Ou simplement considérons les pistes laissées par de Sède.

Dans ce cas, il n´y a qu´un tableau de Célestin V au Louvre : Celui qui se trouve en haut de page. Ce n´est pas la seule représentation qu´il existe de cet ermite qui porta la triare durant quelque mois avant son abdication volontaire. Cette représentation est particulière sur bien des points.

 

 

En haut, ici il est représenté comme pape et père de l´Eglise. En Bas et à gauche, comme saint François d´Assis , entouré d´animaux sauvages, sans  aucun risque pour sa vie. La troisième image est le tableau qui se trouve sur son sépulcre à Santa Maria di Collemaggio à l´Aquila, Italie.

 

 

 




 

 Puis Giotto, Saint Pierre sur le Trône avec au premier plan, le cardinal Stefaneschi et le pape Célestin V.


Situons nous d´un point de vue historique:

Après avoir fondé l´Ordre des Célestins, Pierre de Morrone retourne à sa grotte.


Le 4 avril 1292 , le pape Nicolas IV meurt.

Après deux ans de bagarre entre les Orsini et le Colonna pour le trône de saint Pierre, celui-ci reste encore vide.


Alors en mars 1294, Charles II d'Anjou rend visite à Pierre de Morrone et lui suggère une lettre aux cardinaux qui ne peuvent se mettre d’accord sur un candidat.

Il fallait un saint père pour rompre les querelles entre les deux familles romaines. Les cardinaux le choisissent.

Le  5 juillet 1294 , Pierre est élu Pape sous le nom de Célestin V. Lorsqu´il accepta le titre il monta sur un âne et entra à Aquila, comme Jésus à Jérusalem.
 
Le 29 août 1294 eut lieu sa consécration à Santa Maria di Collemaggio de l’Aquila.


- Et le 13 décembre 1294, son abdication au Castel nuovo à Naples où il s´était réfugié craignant les  guerres internes de Rome. Là il se fit construire une cabane, dans ses appartements, pour vivre dans la solitude. Mais l´insistance politique du Roi de Naples
et les affaires de la curie  qui vont de mal en pire,  décident sa démission.

 

Il retourne donc à ses grottes et sa vie contemplative, avant d´être fait prisonnier par Boniface, qu´on accuse d´empoisonnement. Célestin est  âgé de 86 ans.

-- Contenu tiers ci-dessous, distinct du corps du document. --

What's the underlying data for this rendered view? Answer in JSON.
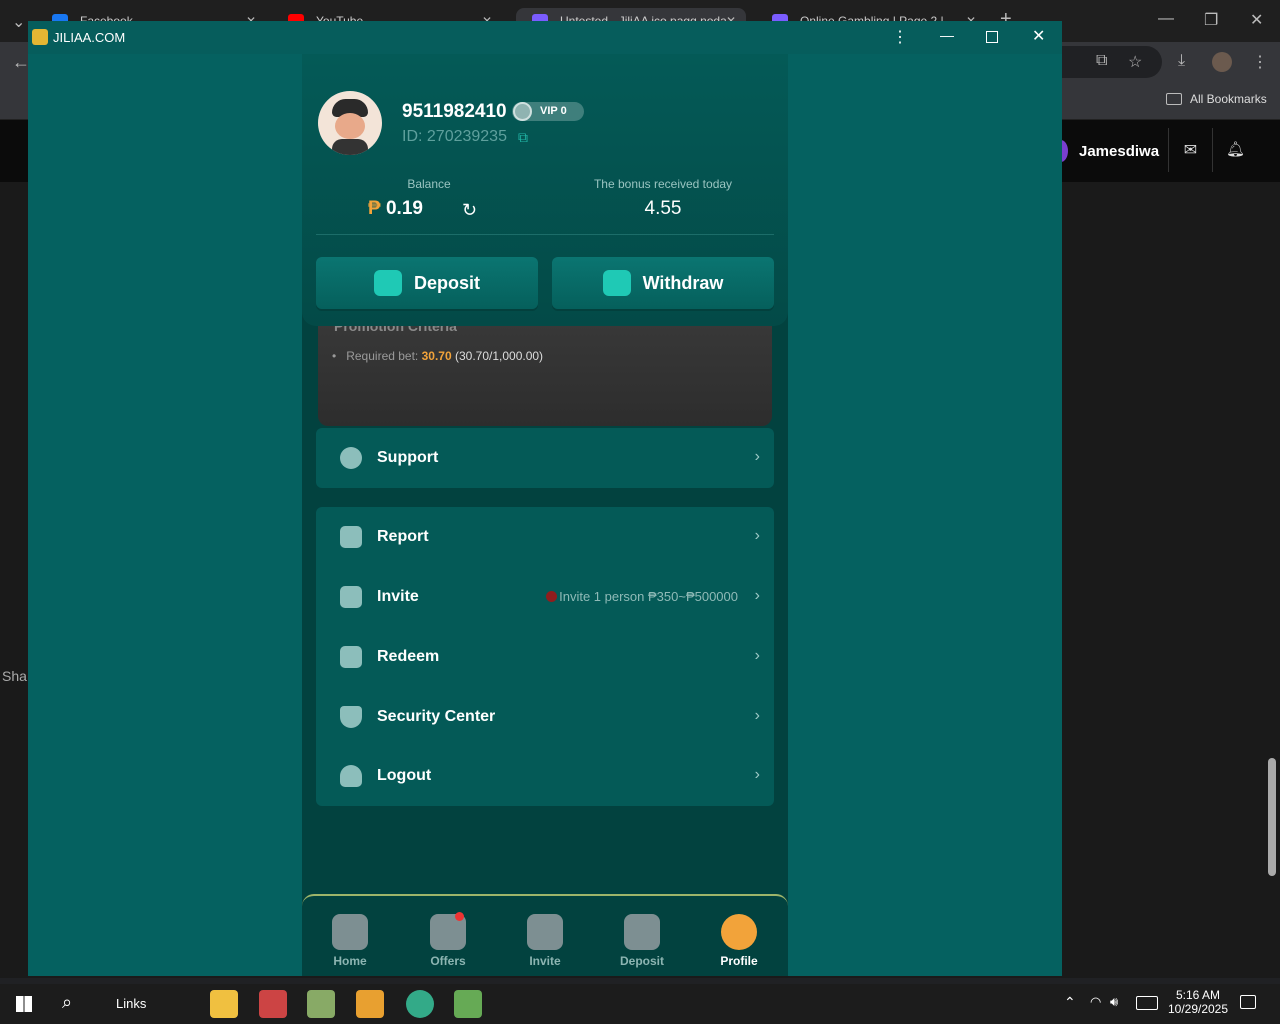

Voici un pape qui comme nos rois fainéants ne fait rien, se limitant à prier.  Pas étonnant qu´il plaise à la royauté !

 

 

Le Célestin du Louvre :

La peinture du Louvre, représente son couronnement à Aquila. Là nous voyons que le pape est accompagné, d´un côté par les cardinaux et de l´autre par les têtes couronnées : on reconnaît très nettement FRANÇOIS 1er et CHARLES QUINT, qui nous regarde. Donc il y a un anachronisme ! qui ne peut être que volontaire et par là significatif puisque ces deux rois étaient des ennemis jurés.

Charles Quint, empereur du Saint Empire, du royaume des Espagnes et de Jérusalem par héritage ( voir chapitre :
Rois de Sion, les Bâtisseurs ) abdiqua aussi en faveur de son fils Philippe II, qui édifia, son palais-monastère, à image du temple de Salomon, ( idem )  pour enterrer son père, mort à au monastère de Yuste où il s´était retiré.

Charles Quint emprisonna François 1er à
Pedraza, Segovia après la bataille de Pavie. Ce fut la dite sixième guerre d´Italie qui finit avec la signature du traité de Madrid en janvier 1526 et par lequel le roi François 1er doit renoncer à toutes ses prétentions sur l'Italie et restituer la Bourgogne aux Habsbourg.

 

 

LE SAC DE ROME

 

Un mois après le traité de Madrid, Clément VII, un Médicis, ami des Orsini, se fait le promoteur d'une ligue anti-impériale appelée la sainte ligue de Cognac. Le pape Clément partage le ressentiment du roi de France , il joue sur le désir de revanche de celui-ci.  Jules Médicis craint  que l´Empereur  s´empare du morceau italien manquant à la couronne espagnole et  qu´ il unifie les États de la péninsule sous un unique sceptre au détriment de l'État pontifical qui risque de disparaître complètement. Pas mal pour un roi dit très catholique !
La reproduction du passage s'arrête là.